There are two reasons why Xiaomi has gone through a challenging year in 2015. First, they suffered from having their product development and business models copied by fellow technology companies in the Chinese market: Huawei, Lenovo, Oppo and Meizu. The irony is that they suffered in the same way similar to how they had displaced Samsung in 2014. Hence the important question is to ask, “What should Xiaomi do in 2016?”

In 2015, Xiaomi has acquired a considerable amount of patents for their products and it is likely that they will attempt to enter the US or Europe market to expand their footprint. It is often difficult to describe whether Xiaomi is a hardware or software or web services company. Their next few quarters will determine where their path lies.

Can Facebook fight their different battles in the messaging apps wars in north Asia (China, Japan and Korea) and resolve their differences with Internet net neutrality advocates on the free basics program in India and Indonesia?

It is interesting to follow the trajectory of Facebook in Asia Pacific for the coming year. Facebook’s objective is to grow their users to the next two billion. The social network is facing different wars at different fronts. Two interesting scenarios may happen in the next 12 to 18 months.

The first is whether Facebook will decide enter into China. Unlike Google, they have held back for a very long time, given that very few US technology companies have managed to gain a foothold in China except Apple and Linkedin. Setting up in China will require Facebook to incur strategy tax of setting up a different infrastructure and obey the regulatory demands set by the Chinese government. Given that Wechat owned by Tencent is the dominant app in China, Facebook’s prospects in China looked bleak and difficult.

In making the play for China, there is the second narrative for Facebook which is what they will be doing with Whatsapp and Facebook messenger. Given that it will take a lot more time to bring Facebook messenger to the level of Wechat, there is a likelihood that Facebook might acquire LINE app which has been slated for an IPO but the company backed off twice last year in going public. Given that LINE has significant market share in Taiwan, Thailand, Indonesia and Philippines, it may not be a big leap of faith that they might consider an acquisition similar to what they have done with Instagram and Whatsapp.

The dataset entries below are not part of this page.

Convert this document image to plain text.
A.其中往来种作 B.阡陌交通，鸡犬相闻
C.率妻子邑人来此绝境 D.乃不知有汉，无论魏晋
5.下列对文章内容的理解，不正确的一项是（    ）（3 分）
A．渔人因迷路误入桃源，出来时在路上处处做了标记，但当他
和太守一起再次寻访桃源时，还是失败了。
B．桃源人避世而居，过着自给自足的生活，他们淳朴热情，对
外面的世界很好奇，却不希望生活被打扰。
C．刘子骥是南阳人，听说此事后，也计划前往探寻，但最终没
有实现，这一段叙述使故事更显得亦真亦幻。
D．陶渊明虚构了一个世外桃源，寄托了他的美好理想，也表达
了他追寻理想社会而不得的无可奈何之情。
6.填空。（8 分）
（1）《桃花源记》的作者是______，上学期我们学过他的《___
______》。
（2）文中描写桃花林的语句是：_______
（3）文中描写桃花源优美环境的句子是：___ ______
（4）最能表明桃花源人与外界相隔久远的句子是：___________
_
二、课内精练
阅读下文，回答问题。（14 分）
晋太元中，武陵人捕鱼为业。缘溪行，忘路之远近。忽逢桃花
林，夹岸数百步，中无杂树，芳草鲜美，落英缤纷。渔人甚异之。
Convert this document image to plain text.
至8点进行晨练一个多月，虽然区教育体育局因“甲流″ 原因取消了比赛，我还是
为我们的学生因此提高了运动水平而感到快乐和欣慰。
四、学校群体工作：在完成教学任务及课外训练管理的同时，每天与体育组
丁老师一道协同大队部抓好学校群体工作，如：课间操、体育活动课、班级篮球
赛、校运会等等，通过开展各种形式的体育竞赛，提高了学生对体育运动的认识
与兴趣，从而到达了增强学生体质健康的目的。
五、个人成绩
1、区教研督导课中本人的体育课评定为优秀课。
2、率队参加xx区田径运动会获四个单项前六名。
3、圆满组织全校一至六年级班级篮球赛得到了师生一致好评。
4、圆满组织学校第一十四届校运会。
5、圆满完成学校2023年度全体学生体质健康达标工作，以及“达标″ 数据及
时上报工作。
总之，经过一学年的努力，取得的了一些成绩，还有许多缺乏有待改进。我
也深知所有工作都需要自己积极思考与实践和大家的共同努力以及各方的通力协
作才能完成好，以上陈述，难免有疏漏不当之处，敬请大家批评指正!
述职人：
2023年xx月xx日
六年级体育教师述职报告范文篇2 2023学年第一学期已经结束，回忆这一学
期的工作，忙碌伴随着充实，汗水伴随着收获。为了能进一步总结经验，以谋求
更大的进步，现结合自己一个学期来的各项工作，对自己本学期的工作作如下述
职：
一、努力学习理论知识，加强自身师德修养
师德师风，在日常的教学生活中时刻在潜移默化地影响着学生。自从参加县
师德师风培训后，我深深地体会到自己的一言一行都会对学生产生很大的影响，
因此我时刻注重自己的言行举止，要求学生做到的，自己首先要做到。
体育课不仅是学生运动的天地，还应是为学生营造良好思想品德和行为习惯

The second scenario is the controversy generated by Facebook’s Internet.org program or what we called free basics. The backlash coming from India’s net neutrality groups and technology community would hinder the social network’s plan to acquire the next one billion users where India’s economy is more open and less restricted than China. Mark Zuckerberg has attempted to make an appeal to the Indian population and government to accept free basics but it remains to be seen how it might change the situation.

In summary, Asia will be the battleground for US companies to contest. In the past few weeks, we have seen Mark Zuckerberg visiting India, Sundar Pichai in Vietnam and Sergey Brin in Indonesia for Project Loon. Of course, the region will be brimmed with excitement and the Asian technology giants will have to defend their turf while thinking about global expansion ahead.